Immaginate l’Italia come il cuore di una nuova rivoluzione energetica, dove piccole centrali nucleari avanzate potrebbero non solo risolvere il problema dei costi energetici, ma anche contribuire a decarbonizzare il Paese e a rafforzare la competitività delle sue imprese. Sembrerebbe un’idea futuristica, eppure il ritorno del nucleare, con nuove tecnologie più sicure e sostenibili, è più vicino di quanto si pensi. Tra poche settimane, il governo italiano porterà in Parlamento la legge delega che potrebbe aprire la strada alla produzione di energia attraverso mini-reattori nucleari. Un passo che potrebbe segnare l’inizio di una nuova era per il nostro sistema energetico e trasformare il Paese in un laboratorio d’innovazione tecnologica.
La bozza presentata da Pichetto
Entro la prima metà di dicembre 2024, infatti, il ministro per la Sicurezza Energetica, Gilberto Pichetto Fratin, presenterà la bozza finale della legge delega, destinata a regolare la ricerca e la realizzazione di impianti nucleari avanzati. Il testo dovrà essere esaminato dal Parlamento a gennaio, ma la discussione politica e industriale è già accesa. La novità fondamentale rispetto al passato è che non si tratta di un ritorno ai vecchi impianti nucleari di grandi dimensioni, ma di un salto tecnologico verso i piccoli reattori modulari (SMR), concepiti per essere più sicuri, flessibili e meno impattanti sul territorio.
Fino a oggi, l’Italia ha sviluppato alcune delle competenze nucleari più avanzate d’Europa, ma, a causa delle normative restrittive, è stata costretta a trasferire la sperimentazione di prototipi in altri Paesi, come la Francia. Con la nuova legge, invece, sarà possibile realizzare sul territorio nazionale le prime strutture di ricerca e prototipi operativi, aprendo a un’ulteriore accelerazione tecnologica e alla nascita di un’intera filiera industriale.
L’impatto di questa svolta potrebbe essere straordinario. A inizio ottobre, il presidente di Edison, Nicola Monti, ha dichiarato che l’azienda è pronta a investire 4 miliardi di euro per la costruzione di due piccoli reattori nucleari da 340 megawatt, in caso di via libera dal Parlamento. Edison, parte del gruppo francese EDF, ha anche stimato che la realizzazione di una ventina di impianti SMR fino al 2050 potrebbe generare un impatto economico di 50 miliardi di euro, con 117.000 posti di lavoro diretti. Ma Edison non è l’unica a puntare sul nucleare: anche Enel, attraverso l’amministratore delegato Flavio Cattaneo, ha annunciato la creazione di una nuova società dedicata alla ricerca sugli SMR, con il supporto di partner come Ansaldo Nucleare e Leonardo. In parallelo, Newcleo, un’impresa torinese specializzata in reattori nucleari avanzati, sta sviluppando un progetto con l’ENEA per il primo simulatore di un reattore a piombo liquido, una tecnologia promettente che potrebbe rivoluzionare il settore.

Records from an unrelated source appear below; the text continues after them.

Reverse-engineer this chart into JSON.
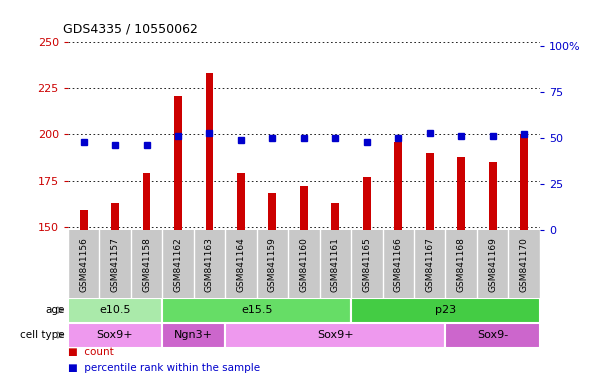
{
  "title": "GDS4335 / 10550062",
  "samples": [
    "GSM841156",
    "GSM841157",
    "GSM841158",
    "GSM841162",
    "GSM841163",
    "GSM841164",
    "GSM841159",
    "GSM841160",
    "GSM841161",
    "GSM841165",
    "GSM841166",
    "GSM841167",
    "GSM841168",
    "GSM841169",
    "GSM841170"
  ],
  "counts": [
    159,
    163,
    179,
    221,
    233,
    179,
    168,
    172,
    163,
    177,
    196,
    190,
    188,
    185,
    200
  ],
  "percentiles": [
    48,
    46,
    46,
    51,
    53,
    49,
    50,
    50,
    50,
    48,
    50,
    53,
    51,
    51,
    52
  ],
  "ylim_left": [
    148,
    252
  ],
  "ylim_right": [
    0,
    104
  ],
  "yticks_left": [
    150,
    175,
    200,
    225,
    250
  ],
  "yticks_right": [
    0,
    25,
    50,
    75,
    100
  ],
  "ytick_labels_right": [
    "0",
    "25",
    "50",
    "75",
    "100%"
  ],
  "bar_color": "#cc0000",
  "dot_color": "#0000cc",
  "grid_color": "#000000",
  "bg_color": "#ffffff",
  "tick_area_color": "#c8c8c8",
  "age_groups": [
    {
      "label": "e10.5",
      "start": 0,
      "end": 3,
      "color": "#aaeaaa"
    },
    {
      "label": "e15.5",
      "start": 3,
      "end": 9,
      "color": "#66dd66"
    },
    {
      "label": "p23",
      "start": 9,
      "end": 15,
      "color": "#44cc44"
    }
  ],
  "cell_type_groups": [
    {
      "label": "Sox9+",
      "start": 0,
      "end": 3,
      "color": "#ee99ee"
    },
    {
      "label": "Ngn3+",
      "start": 3,
      "end": 5,
      "color": "#cc66cc"
    },
    {
      "label": "Sox9+",
      "start": 5,
      "end": 12,
      "color": "#ee99ee"
    },
    {
      "label": "Sox9-",
      "start": 12,
      "end": 15,
      "color": "#cc66cc"
    }
  ],
  "legend_count_label": "count",
  "legend_pct_label": "percentile rank within the sample",
  "age_label": "age",
  "cell_type_label": "cell type"
}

L’Italia sta quindi preparando il terreno per una vera e propria “rivoluzione nucleare“, che non solo risponde alla crescente domanda di energia a basse emissioni, ma che potrebbe anche trasformarsi in un volano per l’occupazione e l’innovazione. La transizione energetica è una delle sfide più urgenti dei nostri tempi, e il nucleare sostenibile è visto da molti come una soluzione in grado di risolvere il dilemma tra la necessità di ridurre le emissioni e l’urgenza di mantenere l’approvvigionamento energetico stabile e competitivo.
Il PNEC: di cosa si tratta
Il Piano Nazionale Energia e Clima (PNEC), inviato a Bruxelles, prevede che, entro il 2050, l’energia nucleare, seppur con un ruolo minore rispetto alle rinnovabili, possa fornire fino all’11% del fabbisogno nazionale di elettricità, con proiezioni che arrivano fino al 22% se si includono le tecnologie emergenti come la fusione nucleare, su cui Eni sta collaborando con il MIT. Il ritorno del nucleare potrebbe quindi essere un pilastro fondamentale per l’indipendenza energetica dell’Italia, riducendo la nostra dipendenza da fonti fossili e abbattendo i costi per le imprese.
Ma non è solo una questione economica. La legge delega non entrerà in conflitto con i referendum del 1987 e del 2011, che avevano portato al blocco del nucleare tradizionale, perché si concentra su tecnologie che all’epoca non erano ancora disponibili, come gli SMR e altri reattori avanzati. A differenza degli impianti nucleari di grande dimensione, i nuovi reattori modulari sono progettati per essere più sicuri e meno impattanti per l’ambiente, rispondendo così alle preoccupazioni sollevate dai cittadini in passato.